Four of Five – Variations
Over the years, there have been a number of efforts to secure firm prices – phrases like “fixed price, lump sum” and “Guaranteed Maximum Price” or “GMP”, and even target price with painshare/gainshare. None are effective while the owner is able to instruct variations, designs and other construction details are unresolved when the price is fixed and the project remains exposed to unforeseen events. While some contracts endeavour to transfer these risks, they are, in the main, ineffective.
Variations, and corresponding rights to additional payment and time, are a fact of life in construction projects.
The “costs” can be broken down into a number of headings:
(a) direct, or actual net cost, being the contractor’s actual cost incurred in carrying out the additional work – this may be subcontractor/supply cost and the contractor’s own labour and material cost;
(b) overheads – generally these are split into two categories, (i) on-site overhead, being costs allocated specifically to the project, like insurance cost, bonds and project management cost directly attributable to the project; and (2) off-site overhead, being the project’s share of more general head office costs like rent, staff costs etc;
(c) time related costs, usually linked to extensions of time with a day rate; and
Extensions of time are linked to delays caused by the variation or other event, based on the current critical path.

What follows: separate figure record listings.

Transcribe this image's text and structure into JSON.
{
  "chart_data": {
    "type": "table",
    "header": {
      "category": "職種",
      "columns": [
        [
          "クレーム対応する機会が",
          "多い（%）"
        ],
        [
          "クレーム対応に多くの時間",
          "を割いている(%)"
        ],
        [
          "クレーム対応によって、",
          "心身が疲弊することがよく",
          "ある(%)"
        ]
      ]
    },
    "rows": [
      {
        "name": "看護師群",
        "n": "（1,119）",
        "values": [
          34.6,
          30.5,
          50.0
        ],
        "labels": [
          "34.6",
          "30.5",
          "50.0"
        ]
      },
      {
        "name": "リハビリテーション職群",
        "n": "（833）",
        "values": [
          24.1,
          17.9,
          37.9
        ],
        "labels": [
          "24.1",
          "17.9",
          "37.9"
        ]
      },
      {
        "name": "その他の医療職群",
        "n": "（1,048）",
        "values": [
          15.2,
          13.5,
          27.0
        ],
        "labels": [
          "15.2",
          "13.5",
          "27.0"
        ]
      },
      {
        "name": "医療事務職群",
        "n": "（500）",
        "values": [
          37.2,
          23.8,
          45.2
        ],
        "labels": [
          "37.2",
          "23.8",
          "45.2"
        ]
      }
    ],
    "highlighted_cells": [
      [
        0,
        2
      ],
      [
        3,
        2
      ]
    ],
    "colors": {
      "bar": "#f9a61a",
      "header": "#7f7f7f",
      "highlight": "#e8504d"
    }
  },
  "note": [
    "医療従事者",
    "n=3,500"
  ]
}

There are two aspects in which NZS3910 needs to be re-examined in this respect:
(1) how variations are classified; and
(2) how variations are costs.
NZS3910 treats most claim events as “Variations” – the formula “shall be treated as a Variation” appears 31 times, covering late issue of drawings and instructions (clause 2.7); breach by Nominated Subcontractors (clause 4.2.6); loss or damage to property arising from the carrying out of the works (clause 5.4.6); assisting Separate Contractors (clause 5.5.2); loss or damage arising from excepted risks (clause 5.6.5(c)); errors in levels (clause 5.8.5); changes to consent conditions (clause 5.11.7); changes in law (clause 5.11.10); utilities miss-located (clause 5.13.4); dealing with treasure (clause 5.14.2); late supply of goods and materials by the owner (clause 5.16); failure by the Engineer (clause 6.2.4); additional testing and sampling (clause 6.4.2); suspension, not arising from a default by the contractor )clause 6.7.3); unforeseen physical conditions (clause 9.5.4); and occupation by the owner (clause 10.7.4). Other events, for example weather delays, give rise to an entitlement to additional time, but not to cost.

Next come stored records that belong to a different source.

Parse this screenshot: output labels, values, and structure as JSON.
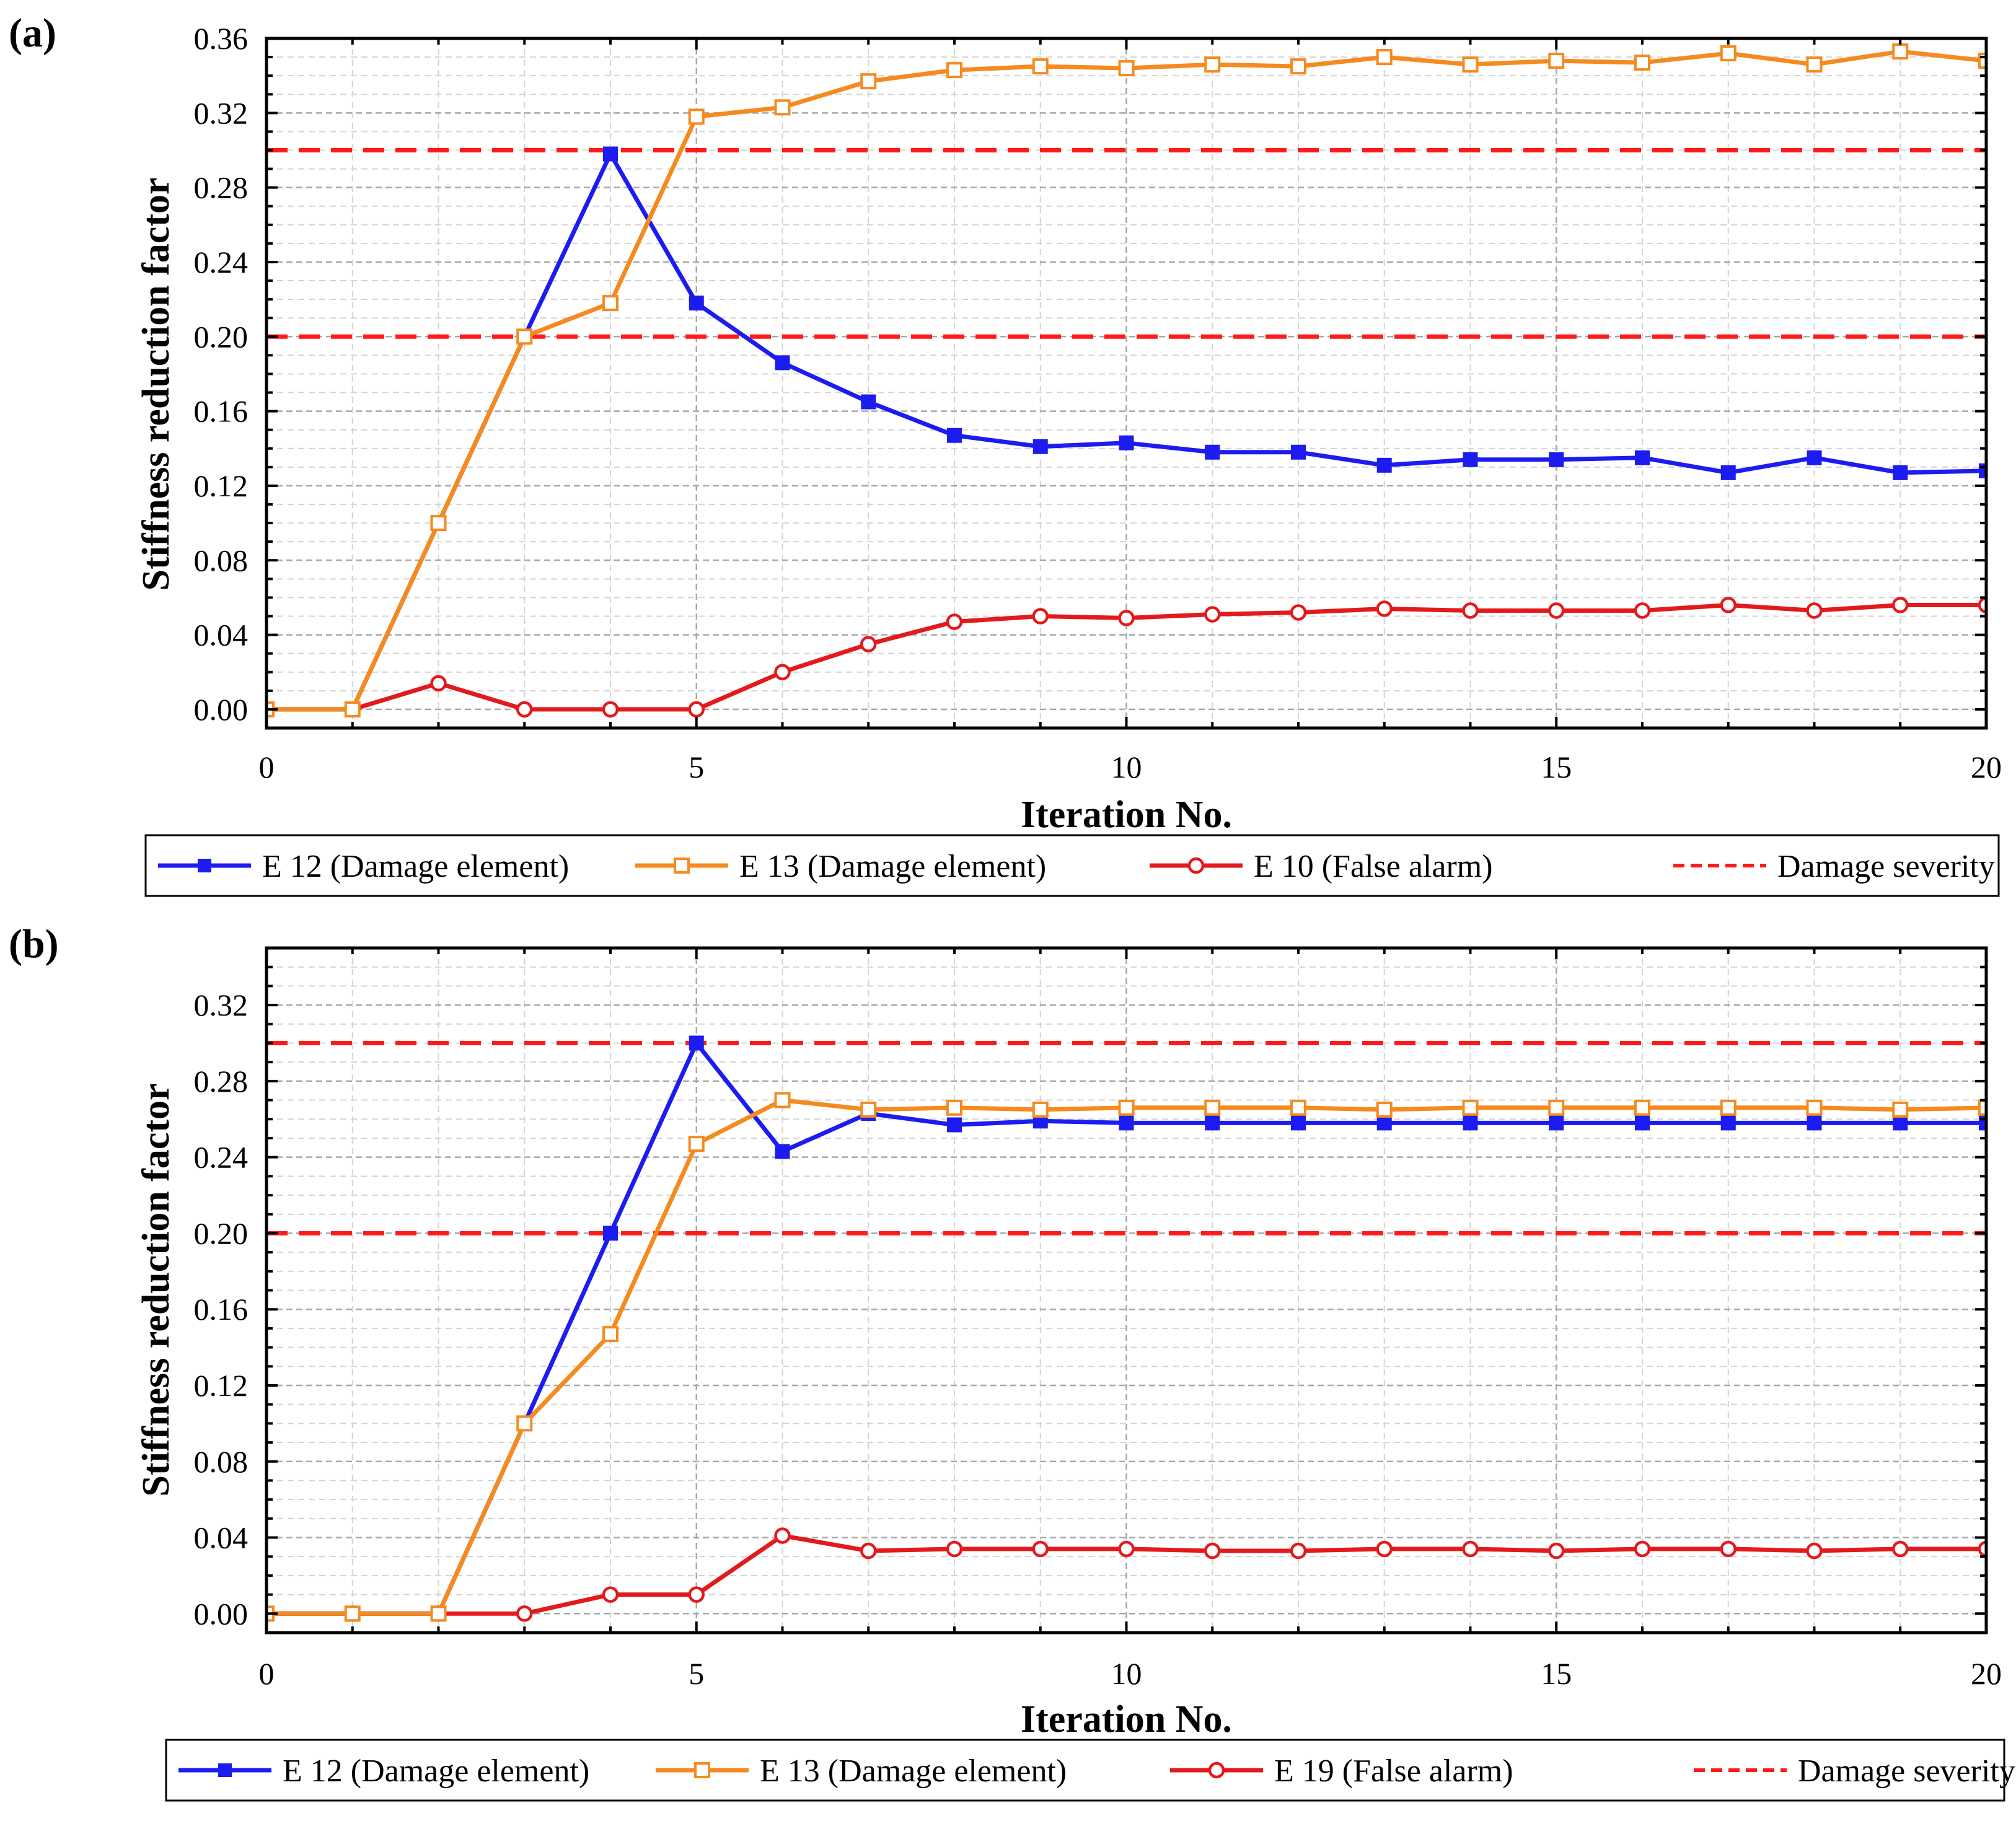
{
  "chart_data": [
    {
      "panel_label": "(a)",
      "type": "line",
      "xlabel": "Iteration No.",
      "ylabel": "Stiffness reduction factor",
      "xlim": [
        0,
        20
      ],
      "ylim": [
        -0.01,
        0.36
      ],
      "xticks": [
        0,
        5,
        10,
        15,
        20
      ],
      "xtick_labels": [
        "0",
        "5",
        "10",
        "15",
        "20"
      ],
      "yticks": [
        0.0,
        0.04,
        0.08,
        0.12,
        0.16,
        0.2,
        0.24,
        0.28,
        0.32,
        0.36
      ],
      "ytick_labels": [
        "0.00",
        "0.04",
        "0.08",
        "0.12",
        "0.16",
        "0.20",
        "0.24",
        "0.28",
        "0.32",
        "0.36"
      ],
      "grid": true,
      "x": [
        0,
        1,
        2,
        3,
        4,
        5,
        6,
        7,
        8,
        9,
        10,
        11,
        12,
        13,
        14,
        15,
        16,
        17,
        18,
        19,
        20
      ],
      "series": [
        {
          "name": "E 12 (Damage element)",
          "color": "#1c1cf0",
          "marker": "filled-square",
          "values": [
            0,
            0,
            0.1,
            0.2,
            0.298,
            0.218,
            0.186,
            0.165,
            0.147,
            0.141,
            0.143,
            0.138,
            0.138,
            0.131,
            0.134,
            0.134,
            0.135,
            0.127,
            0.135,
            0.127,
            0.128
          ]
        },
        {
          "name": "E 13 (Damage element)",
          "color": "#f58a1f",
          "marker": "open-square",
          "values": [
            0,
            0,
            0.1,
            0.2,
            0.218,
            0.318,
            0.323,
            0.337,
            0.343,
            0.345,
            0.344,
            0.346,
            0.345,
            0.35,
            0.346,
            0.348,
            0.347,
            0.352,
            0.346,
            0.353,
            0.348
          ]
        },
        {
          "name": "E 10 (False alarm)",
          "color": "#e31a1c",
          "marker": "open-circle",
          "values": [
            0,
            0,
            0.014,
            0,
            0,
            0,
            0.02,
            0.035,
            0.047,
            0.05,
            0.049,
            0.051,
            0.052,
            0.054,
            0.053,
            0.053,
            0.053,
            0.056,
            0.053,
            0.056,
            0.056
          ]
        }
      ],
      "reference_lines": {
        "name": "Damage severity",
        "color": "#ff1a1a",
        "values": [
          0.2,
          0.3
        ]
      },
      "legend": [
        "E 12 (Damage element)",
        "E 13 (Damage element)",
        "E 10 (False alarm)",
        "Damage severity"
      ]
    },
    {
      "panel_label": "(b)",
      "type": "line",
      "xlabel": "Iteration No.",
      "ylabel": "Stiffness reduction factor",
      "xlim": [
        0,
        20
      ],
      "ylim": [
        -0.01,
        0.35
      ],
      "xticks": [
        0,
        5,
        10,
        15,
        20
      ],
      "xtick_labels": [
        "0",
        "5",
        "10",
        "15",
        "20"
      ],
      "yticks": [
        0.0,
        0.04,
        0.08,
        0.12,
        0.16,
        0.2,
        0.24,
        0.28,
        0.32
      ],
      "ytick_labels": [
        "0.00",
        "0.04",
        "0.08",
        "0.12",
        "0.16",
        "0.20",
        "0.24",
        "0.28",
        "0.32"
      ],
      "grid": true,
      "x": [
        0,
        1,
        2,
        3,
        4,
        5,
        6,
        7,
        8,
        9,
        10,
        11,
        12,
        13,
        14,
        15,
        16,
        17,
        18,
        19,
        20
      ],
      "series": [
        {
          "name": "E 12 (Damage element)",
          "color": "#1c1cf0",
          "marker": "filled-square",
          "values": [
            0,
            0,
            0,
            0.1,
            0.2,
            0.3,
            0.243,
            0.263,
            0.257,
            0.259,
            0.258,
            0.258,
            0.258,
            0.258,
            0.258,
            0.258,
            0.258,
            0.258,
            0.258,
            0.258,
            0.258
          ]
        },
        {
          "name": "E 13 (Damage element)",
          "color": "#f58a1f",
          "marker": "open-square",
          "values": [
            0,
            0,
            0,
            0.1,
            0.147,
            0.247,
            0.27,
            0.265,
            0.266,
            0.265,
            0.266,
            0.266,
            0.266,
            0.265,
            0.266,
            0.266,
            0.266,
            0.266,
            0.266,
            0.265,
            0.266
          ]
        },
        {
          "name": "E 19 (False alarm)",
          "color": "#e31a1c",
          "marker": "open-circle",
          "values": [
            0,
            0,
            0,
            0,
            0.01,
            0.01,
            0.041,
            0.033,
            0.034,
            0.034,
            0.034,
            0.033,
            0.033,
            0.034,
            0.034,
            0.033,
            0.034,
            0.034,
            0.033,
            0.034,
            0.034
          ]
        }
      ],
      "reference_lines": {
        "name": "Damage severity",
        "color": "#ff1a1a",
        "values": [
          0.2,
          0.3
        ]
      },
      "legend": [
        "E 12 (Damage element)",
        "E 13 (Damage element)",
        "E 19 (False alarm)",
        "Damage severity"
      ]
    }
  ]
}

When calculating the cost of a variation, clause 9.3 provides for the actual net cost to be assessed, the percentage for on-site overheads to be applied, and the percentage for off-site overheads and profit to be applied to the aggregate of those two. While treating effectively all claims, whether traditional variations or disruption events, as variations and simply applying agreed percentages to quantify the cost is easier, this makes for expensive variations. For example, if a “variation” has minimal disruption effect and time consequences, but high value (for example the substitution of material which may be quicker and easier to instal, but at a high supply cost), the contractor gets to apply both on-site overhead and then off-site overhead and profit for a high cost change which has minimal impact. The converse is also true, where a small but highly disruptive change has a lower valuation.

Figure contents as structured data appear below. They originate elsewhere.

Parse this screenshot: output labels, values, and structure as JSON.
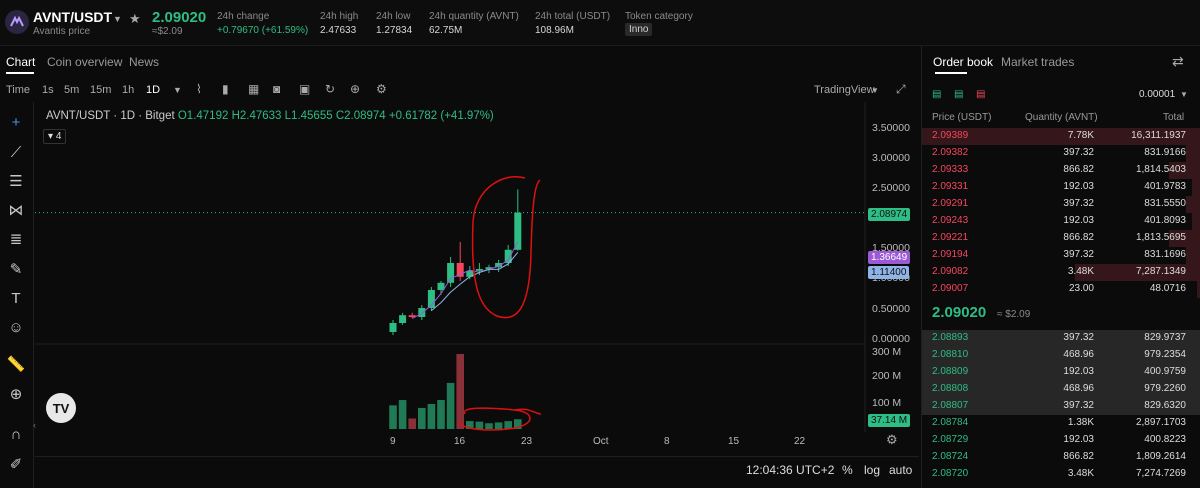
{
  "header": {
    "pair": "AVNT/USDT",
    "subtitle": "Avantis price",
    "last_price": "2.09020",
    "last_price_usd": "≈$2.09",
    "stats": [
      {
        "label": "24h change",
        "value": "+0.79670 (+61.59%)"
      },
      {
        "label": "24h high",
        "value": "2.47633"
      },
      {
        "label": "24h low",
        "value": "1.27834"
      },
      {
        "label": "24h quantity (AVNT)",
        "value": "62.75M"
      },
      {
        "label": "24h total (USDT)",
        "value": "108.96M"
      },
      {
        "label": "Token category",
        "value": "Inno"
      }
    ]
  },
  "tabs": [
    "Chart",
    "Coin overview",
    "News"
  ],
  "toolbar": {
    "time_label": "Time",
    "intervals": [
      "1s",
      "5m",
      "15m",
      "1h",
      "1D"
    ],
    "active_interval": "1D",
    "view_label": "TradingView"
  },
  "legend": {
    "symbol": "AVNT/USDT · 1D · Bitget",
    "open": "O1.47192",
    "high": "H2.47633",
    "low": "L1.45655",
    "close": "C2.08974",
    "change": "+0.61782 (+41.97%)",
    "indicator_count": "4"
  },
  "price_axis": [
    "3.50000",
    "3.00000",
    "2.50000",
    "2.00000",
    "1.50000",
    "1.00000",
    "0.50000",
    "0.00000"
  ],
  "volume_axis": [
    "300 M",
    "200 M",
    "100 M"
  ],
  "price_labels": {
    "last": "2.08974",
    "ma1": "1.36649",
    "ma2": "1.11400",
    "volume": "37.14 M"
  },
  "x_axis": [
    "9",
    "16",
    "23",
    "Oct",
    "8",
    "15",
    "22"
  ],
  "bottom_bar": {
    "time": "12:04:36 UTC+2",
    "percent": "%",
    "log": "log",
    "auto": "auto"
  },
  "order_book": {
    "tabs": [
      "Order book",
      "Market trades"
    ],
    "precision": "0.00001",
    "headers": [
      "Price (USDT)",
      "Quantity (AVNT)",
      "Total"
    ],
    "asks": [
      {
        "price": "2.09389",
        "qty": "7.78K",
        "total": "16,311.1937",
        "depth": 1.0
      },
      {
        "price": "2.09382",
        "qty": "397.32",
        "total": "831.9166",
        "depth": 0.05
      },
      {
        "price": "2.09333",
        "qty": "866.82",
        "total": "1,814.5403",
        "depth": 0.11
      },
      {
        "price": "2.09331",
        "qty": "192.03",
        "total": "401.9783",
        "depth": 0.03
      },
      {
        "price": "2.09291",
        "qty": "397.32",
        "total": "831.5550",
        "depth": 0.05
      },
      {
        "price": "2.09243",
        "qty": "192.03",
        "total": "401.8093",
        "depth": 0.03
      },
      {
        "price": "2.09221",
        "qty": "866.82",
        "total": "1,813.5695",
        "depth": 0.11
      },
      {
        "price": "2.09194",
        "qty": "397.32",
        "total": "831.1696",
        "depth": 0.05
      },
      {
        "price": "2.09082",
        "qty": "3.48K",
        "total": "7,287.1349",
        "depth": 0.45
      },
      {
        "price": "2.09007",
        "qty": "23.00",
        "total": "48.0716",
        "depth": 0.01
      }
    ],
    "mid_price": "2.09020",
    "mid_usd": "≈ $2.09",
    "bids": [
      {
        "price": "2.08893",
        "qty": "397.32",
        "total": "829.9737",
        "depth": 1.0
      },
      {
        "price": "2.08810",
        "qty": "468.96",
        "total": "979.2354",
        "depth": 1.0
      },
      {
        "price": "2.08809",
        "qty": "192.03",
        "total": "400.9759",
        "depth": 1.0
      },
      {
        "price": "2.08808",
        "qty": "468.96",
        "total": "979.2260",
        "depth": 1.0
      },
      {
        "price": "2.08807",
        "qty": "397.32",
        "total": "829.6320",
        "depth": 1.0
      },
      {
        "price": "2.08784",
        "qty": "1.38K",
        "total": "2,897.1703",
        "depth": 0.0
      },
      {
        "price": "2.08729",
        "qty": "192.03",
        "total": "400.8223",
        "depth": 0.0
      },
      {
        "price": "2.08724",
        "qty": "866.82",
        "total": "1,809.2614",
        "depth": 0.0
      },
      {
        "price": "2.08720",
        "qty": "3.48K",
        "total": "7,274.7269",
        "depth": 0.0
      }
    ]
  },
  "colors": {
    "up": "#2ebd85",
    "down": "#f6465d",
    "annotation": "#e01010",
    "ma1": "#9b59d6",
    "ma2": "#8fb4e8"
  },
  "chart_data": {
    "type": "candlestick",
    "title": "AVNT/USDT · 1D · Bitget",
    "ylim": [
      0,
      3.5
    ],
    "candles": [
      {
        "o": 0.1,
        "h": 0.3,
        "l": 0.05,
        "c": 0.25
      },
      {
        "o": 0.25,
        "h": 0.42,
        "l": 0.22,
        "c": 0.38
      },
      {
        "o": 0.38,
        "h": 0.42,
        "l": 0.33,
        "c": 0.35
      },
      {
        "o": 0.35,
        "h": 0.55,
        "l": 0.3,
        "c": 0.5
      },
      {
        "o": 0.5,
        "h": 0.85,
        "l": 0.45,
        "c": 0.8
      },
      {
        "o": 0.8,
        "h": 0.95,
        "l": 0.72,
        "c": 0.92
      },
      {
        "o": 0.92,
        "h": 1.35,
        "l": 0.85,
        "c": 1.25
      },
      {
        "o": 1.25,
        "h": 1.6,
        "l": 0.95,
        "c": 1.02
      },
      {
        "o": 1.02,
        "h": 1.2,
        "l": 0.98,
        "c": 1.12
      },
      {
        "o": 1.12,
        "h": 1.25,
        "l": 1.05,
        "c": 1.15
      },
      {
        "o": 1.15,
        "h": 1.22,
        "l": 1.08,
        "c": 1.18
      },
      {
        "o": 1.18,
        "h": 1.3,
        "l": 1.1,
        "c": 1.25
      },
      {
        "o": 1.25,
        "h": 1.55,
        "l": 1.2,
        "c": 1.47
      },
      {
        "o": 1.47,
        "h": 2.47633,
        "l": 1.45655,
        "c": 2.08974
      }
    ],
    "volume_millions": [
      90,
      110,
      40,
      80,
      95,
      110,
      175,
      285,
      30,
      28,
      22,
      25,
      30,
      37.14
    ],
    "volume_ylim": [
      0,
      300
    ]
  }
}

Variations are also the most fertile ground for dispute.
Other construction contracts, notably FIDIC, requires proof of actual cost and is very specific about which events give rise to entitlements to additional profit. NEC separates entitlement to payment from traditional variations, and provides instead for “compensation events” which may give rise to cost, time and profit.
For most projects, these costs can be separated into three categories:
(i) changes to the permanent work, either arising from an instruction by the owner or unforeseen events which trigger such a change;
(ii) disruption events which need to be dealt with, but which do not entail a change to the permanent works; and
(iii) delay costs, which prevent the contractor from engaging in new projects.
For traditional variations (ie, instructed changes to the permanent works), the justification for additional cost and profit is clear. Where there is a disruptive event, with no impact on time or the permanent works, the justification for paying more than proven cost (which includes actual on-site and off-site overhead costs, but not profit), seems less clear. Stacking the cost with percentage overheads and profit is harder to justify.
Delay, however, is another matter. As NZS3910 currently works, where there is a variation, however incurred, which causes delay the contractor is entitled to all the costs and profit listed in (a) to (d) above, typically calculated on agreed percentages, and day rates for prolongation costs.
A more logical approach is to recognise that where the contractor is delayed, save for its own default, then it is missing out on profit for other projects. In that case, provided there are proper efforts to manage costs and to mitigate delays, the contractor should be paid not just day rate holding costs, but a “fee” or profit on a daily basis for every extension of time granted. This is an approach adopted in recent major projects in NZ and overseas with some success.
For smaller projects, simply applying percentages is probably the easiest and most cost effective means of dealing with costs and delay. However, for major projects, the problems with the NZS3910 approach quickly become apparent, as the number of disputes shows.
The whole variation process under NZS3910 needs reconsideration.